Presumably you'd need to show a license to buy an airgun in Scotland, but what is to stop a resident of Scotland buying it in England and bringing it in? Will English airgun retailers refuse to sell an airgun to a Scottish resident - ie demand to see proof of address?

I understand that these licenses will cost £72 per year (is that correct?). If so, this looks more like a fund-raising exercise for the Police...or will this pay for spot checks on vehicles entering Scotland to check for airguns?

:wacko:


----------



## Guest (Jun 20, 2016)

RTM Boy said:


> I imagine this is designed to stop incidents with neds, etc., causing injury or worse with airguns, but once again this doesn't seem very well thought through.
> 
> What if a visitor from England brings an airgun to Scotland, would that person have to get a license in Scotland before entering Scotland or get arrested and jailed for 2 years for something that is perfectly legal in England? If, as I presume, you would need a license, how would you go about it given that you're not living in Scotland and that both Scottish Law and Police Scotland don't operate in England?
> 
> ...


 its a joke IMO :angry:


----------



## hughlle (Aug 23, 2015)

Bruce said:


> its a joke IMO :angry:


 And you're a pri**. I'm now almost 2k out of pocket thanks to you and your damn trade!


----------



## Guest (Jun 20, 2016)

hughlle said:


> And you're a pri**. I'm now almost 2k out of pocket thanks to you and your damn trade!


 nobody twisted your arm and your choice of names leaves a bit to be desired


----------



## stairpost (Jun 15, 2016)

xellos99 said:


> Homemade trap:


 I'm still trying to work that out??

We went a possibly too humane route and put a little sign up asking them to stay out of the garden.


----------



## vinn (Jun 14, 2015)

i had a DAISY co2 pistol when i was a kid (an early co2 piercing ) it would leak down i less than a day ! i recently aquired another new model (used). going on 3 weeks now on the same cartrige. ! the fun is " silent plinking'. the only one who dosen't like it is "the dog", Vinn


----------



## hughlle (Aug 23, 2015)

Bruce said:


> nobody twisted your arm and your choice of names leaves a bit to be desired


 Humour fail


----------



## richy176 (Aug 7, 2013)

RTM Boy said:


> What if a visitor from England brings an airgun to Scotland, would that person have to get a license in Scotland before entering Scotland or get arrested and jailed for 2 years for something that is perfectly legal in England? If, as I presume, you would need a license, how would you go about it given that you're not living in Scotland and that both Scottish Law and Police Scotland don't operate in England?


 You would have to apply for a visitor permit which will cost 20 pounds.



RTM Boy said:


> Presumably you'd need to show a license to buy an airgun in Scotland, but what is to stop a resident of Scotland buying it in England and bringing it in?
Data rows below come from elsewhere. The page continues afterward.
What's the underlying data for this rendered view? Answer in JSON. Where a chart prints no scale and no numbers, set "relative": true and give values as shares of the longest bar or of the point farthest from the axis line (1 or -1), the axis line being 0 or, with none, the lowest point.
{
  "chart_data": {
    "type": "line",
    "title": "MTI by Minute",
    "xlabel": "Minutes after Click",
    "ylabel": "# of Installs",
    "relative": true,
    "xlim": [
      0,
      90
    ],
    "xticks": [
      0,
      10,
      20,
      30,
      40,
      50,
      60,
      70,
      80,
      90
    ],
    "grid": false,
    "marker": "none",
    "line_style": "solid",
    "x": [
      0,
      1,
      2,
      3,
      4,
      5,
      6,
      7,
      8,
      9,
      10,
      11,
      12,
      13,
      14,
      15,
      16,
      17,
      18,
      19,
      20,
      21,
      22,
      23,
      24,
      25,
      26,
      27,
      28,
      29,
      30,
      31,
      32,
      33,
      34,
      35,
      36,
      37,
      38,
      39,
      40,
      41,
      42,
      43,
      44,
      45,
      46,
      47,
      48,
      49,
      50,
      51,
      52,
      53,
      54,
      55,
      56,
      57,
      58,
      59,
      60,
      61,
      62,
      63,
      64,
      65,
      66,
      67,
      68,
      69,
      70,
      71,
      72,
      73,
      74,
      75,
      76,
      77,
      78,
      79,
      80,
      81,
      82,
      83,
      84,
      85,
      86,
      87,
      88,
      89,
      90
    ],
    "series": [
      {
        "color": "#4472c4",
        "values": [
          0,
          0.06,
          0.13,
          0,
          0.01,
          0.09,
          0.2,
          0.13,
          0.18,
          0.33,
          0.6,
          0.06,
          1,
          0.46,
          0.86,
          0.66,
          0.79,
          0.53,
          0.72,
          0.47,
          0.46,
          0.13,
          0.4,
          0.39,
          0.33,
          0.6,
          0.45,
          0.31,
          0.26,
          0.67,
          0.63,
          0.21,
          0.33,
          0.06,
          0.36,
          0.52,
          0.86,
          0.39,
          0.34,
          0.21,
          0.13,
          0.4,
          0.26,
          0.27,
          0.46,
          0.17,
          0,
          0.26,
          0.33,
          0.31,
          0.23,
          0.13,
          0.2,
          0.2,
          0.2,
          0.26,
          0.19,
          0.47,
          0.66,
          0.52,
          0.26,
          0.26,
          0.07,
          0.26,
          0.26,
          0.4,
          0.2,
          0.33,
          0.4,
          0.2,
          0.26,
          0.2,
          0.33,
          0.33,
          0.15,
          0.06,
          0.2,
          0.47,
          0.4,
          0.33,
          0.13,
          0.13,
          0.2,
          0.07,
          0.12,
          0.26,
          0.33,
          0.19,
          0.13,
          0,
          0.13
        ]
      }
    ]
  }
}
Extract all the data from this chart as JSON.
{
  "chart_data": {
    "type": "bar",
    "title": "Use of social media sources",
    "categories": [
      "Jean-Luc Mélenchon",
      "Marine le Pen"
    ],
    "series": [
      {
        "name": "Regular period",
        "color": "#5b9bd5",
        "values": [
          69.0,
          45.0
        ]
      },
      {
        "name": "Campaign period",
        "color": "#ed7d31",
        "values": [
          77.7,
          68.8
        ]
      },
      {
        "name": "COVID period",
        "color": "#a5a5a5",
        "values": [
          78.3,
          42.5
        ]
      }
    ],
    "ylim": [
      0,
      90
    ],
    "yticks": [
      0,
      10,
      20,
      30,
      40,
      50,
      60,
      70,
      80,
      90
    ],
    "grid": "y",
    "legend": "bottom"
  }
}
Will English airgun retailers refuse to sell an airgun to a Scottish resident - ie demand to see proof of address?


 Nothing to stop someone going to England and buying an air gun but you would still need a permit to own it legally hence the reason some people will be selling the ones they already own.

According to information from the BASC, a valid reason for requesting a permit would include pest control; target shooting; collecting and possibly plinking in the garden. If you say you are a collector then you could be issued with a permit that forbids firing them. For plinking in your garden then it would depend on size of the garden and any safety arrangements in place.


----------



## johnbaz (Jan 30, 2005)

Hi

I've collected airguns for few years now and at the moment have 136, It was hinted that you would have to buy a licence for each gun by a fella on facebook!! :swoon:

I took this pic a few years ago when I had a lot less guns!!










Wonder how long it will be before we go the same route in England :sadwalk:

John


----------



## Guest (Jun 25, 2016)

johnbaz said:


> Hi
> 
> I've collected airguns for few years now and at the moment have 136, It was hinted that you would have to buy a licence for each gun by a fella on facebook!! :swoon:
> 
> ...


 there has been a slight variation in the new law in that you can class them as collectables and your license would reflect that, but you would never be allowed to fire them, even in your house

i doubt it will ever happen in England


----------



## johnbaz (Jan 30, 2005)

Bruce said:


> there has been a slight variation in the new law in that you can class them as collectables and your license would reflect that, but you would never be allowed to fire them, even in your house
> 
> *i doubt it will ever happen in England *


 Actually, I think it's inevitable that licences will be required in England at some point as the nutters that shoot people/pets are at it all the time, It's becoming more commonplace, The only trouble is that these lunatics won't bother with a license, It's the responsible shooters that will buy one :sadwalk:

Also, I like to shoot my guns occasionally so i'd have to get one....

John


----------



## Guest (Jun 25, 2016)

johnbaz said:


> Actually, I think it's inevitable that licences will be required in England at some point as the nutters that shoot people/pets are at it all the time, It's becoming more commonplace, The only trouble is that these lunatics won't bother with a license, It's the responsible shooters that will buy one :sadwalk:
> 
> Also, I like to shoot my guns occasionally so i'd have to get one....
> 
> John


 same up here the nutters will just hide their guns under the bed and not bother with a license so nothing changes


----------